The world’s biggest oil companies, set to report their worst quarterly earnings in more than a decade, are finding that their cost-cutting efforts haven’t matched the decline in crude prices over the past two years.

While producers have been deferring projects, eliminating jobs and freezing salaries, the process will take three years to complete, according to Barclays oil sector analyst Lydia Rainforth. In the meantime, profits are being hammered.

“A lot of work still needs to be done on costs,” she said. “It’s a reflection of how much costs had piled up and how long a process this is.”

For producers from Royal Dutch Shell to Chevron, reeling under the threat of credit-rating downgrades, slashing costs is the surest way of protecting balance sheets. Still, reversing course is proving painful after $100 oil persuaded companies to pump money into expensive areas in search of new deposits, hire more people and rent rigs and services at record rates. Productivity suffered.

Shell, Europe’s biggest oil company, had operating costs of $14.70 a barrel last year when Brent crude averaged $53.60, Barclays said last month. That’s more than double the $6-a-barrel cost in 2005, the last time oil averaged in the $50s, according to the report.

BP’s operating expense was $10.40 last year, compared with $3.60 in 2005, according to Barclays. The operating costs don’t include capital spending, taxes and royalties paid by producers.

After rising every year from 2010 to 2014, Shell’s costs fell 15 percent last year, according to Barclays. BP’s dropped 19 percent.

That’s not been enough to counter the rout in oil prices.

BP, when it reports first-quarter results Tuesday, is expected to post an adjusted loss for the first time since the Gulf of Mexico oil spill in 2010, according to analyst estimates compiled by Bloomberg.

Shell, reporting on May 4, is likely to post its weakest adjusted profit in more than a decade.

Exxon Mobil Corp., the world’s biggest oil company, will report the lowest quarterly profit in more than two decades on Friday, according to analysts estimates.

Chevron is estimated to report a second consecutive loss the same day.

Total SA’s first-quarter adjusted net income is predicted to be the lowest since 2001.

The size of the task facing oil CEOs can be seen at BP: Although the British producer was one of the first to prepare for the downturn, it still took BP most of 2014 and 2015 to identify where costs could be cut, and full implementation took place only this year, Rainforth said.

BP said in February that it had reduced annual cash costs by $3.4 billion compared with 2014 and expected them to be about $7 billion lower in 2017. A BP spokesman declined to comment further.

Shell plans to reduce operating expenditure by $3 billion in 2016 after cutting it by $4 billion last year. The company declined to comment beyond reiterating that it has options to further reduce spending.

Exxon and Chevron declined to comment.

Total is targeting spending on operating its exploration and production business of $6.50 a barrel of oil equivalent this year, after cutting that to $7.40 last year from $9.90 in 2014, according to a company presentation in February.

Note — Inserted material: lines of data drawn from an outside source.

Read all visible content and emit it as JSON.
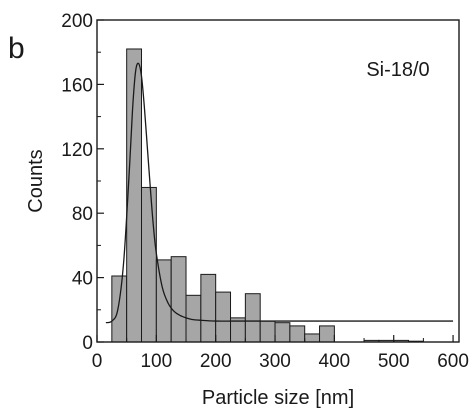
{
  "chart_data": {
    "type": "bar",
    "panel_label": "b",
    "annotation": "Si-18/0",
    "xlabel": "Particle size [nm]",
    "ylabel": "Counts",
    "xlim": [
      0,
      610
    ],
    "ylim": [
      0,
      200
    ],
    "xticks": [
      0,
      100,
      200,
      300,
      400,
      500,
      600
    ],
    "yticks": [
      0,
      40,
      80,
      120,
      160,
      200
    ],
    "bin_width": 25,
    "bins": [
      {
        "x": 37.5,
        "count": 41
      },
      {
        "x": 62.5,
        "count": 182
      },
      {
        "x": 87.5,
        "count": 96
      },
      {
        "x": 112.5,
        "count": 51
      },
      {
        "x": 137.5,
        "count": 53
      },
      {
        "x": 162.5,
        "count": 29
      },
      {
        "x": 187.5,
        "count": 42
      },
      {
        "x": 212.5,
        "count": 31
      },
      {
        "x": 237.5,
        "count": 15
      },
      {
        "x": 262.5,
        "count": 30
      },
      {
        "x": 287.5,
        "count": 13
      },
      {
        "x": 312.5,
        "count": 12
      },
      {
        "x": 337.5,
        "count": 10
      },
      {
        "x": 362.5,
        "count": 5
      },
      {
        "x": 387.5,
        "count": 10
      },
      {
        "x": 462.5,
        "count": 1
      },
      {
        "x": 487.5,
        "count": 1
      },
      {
        "x": 512.5,
        "count": 1
      },
      {
        "x": 537.5,
        "count": 0.5
      }
    ],
    "fit_curve": {
      "type": "lognormal",
      "x": [
        15,
        25,
        35,
        45,
        55,
        60,
        65,
        70,
        75,
        80,
        85,
        90,
        95,
        100,
        110,
        120,
        130,
        140,
        150,
        160,
        175,
        200,
        230,
        260,
        300,
        350,
        400,
        450,
        500,
        550,
        600
      ],
      "y": [
        12,
        13,
        20,
        50,
        110,
        145,
        168,
        173,
        165,
        145,
        120,
        95,
        72,
        55,
        34,
        24,
        19,
        16.5,
        15,
        14,
        13.5,
        13,
        13,
        13,
        13,
        13,
        13,
        13,
        13,
        13,
        13
      ]
    },
    "colors": {
      "bar_fill": "#a6a6a6",
      "bar_stroke": "#1a1a1a",
      "curve": "#1a1a1a",
      "axis": "#1a1a1a"
    },
    "grid": false
  }
}
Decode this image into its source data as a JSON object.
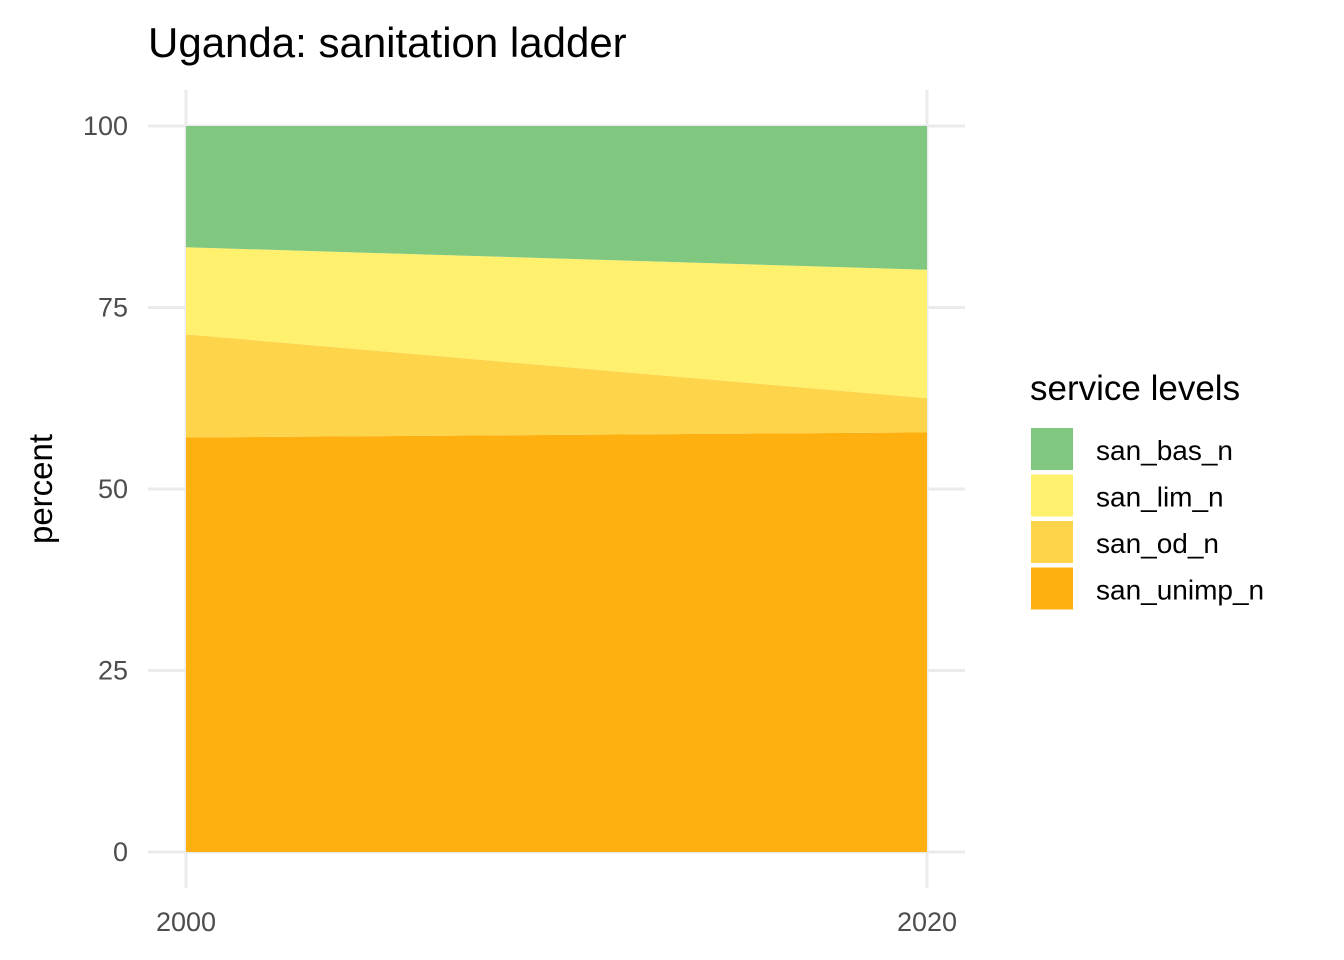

Total CEO Patrick Pouyanne said recently that cutting costs would allow the firm to fully fund its dividend from cash flow at an oil price of $60 a barrel.

Companies are doing whatever it takes. Total is reducing the speed of its service boats in Angola to save gasoline, renegotiating maintenance contracts in Congo, using fewer transportation vessels in Brunei and avoiding a storage tank in Indonesia to save the French company about $5 million, Chief Financial Officer Patrick de la Chevardiere told analysts in July last year.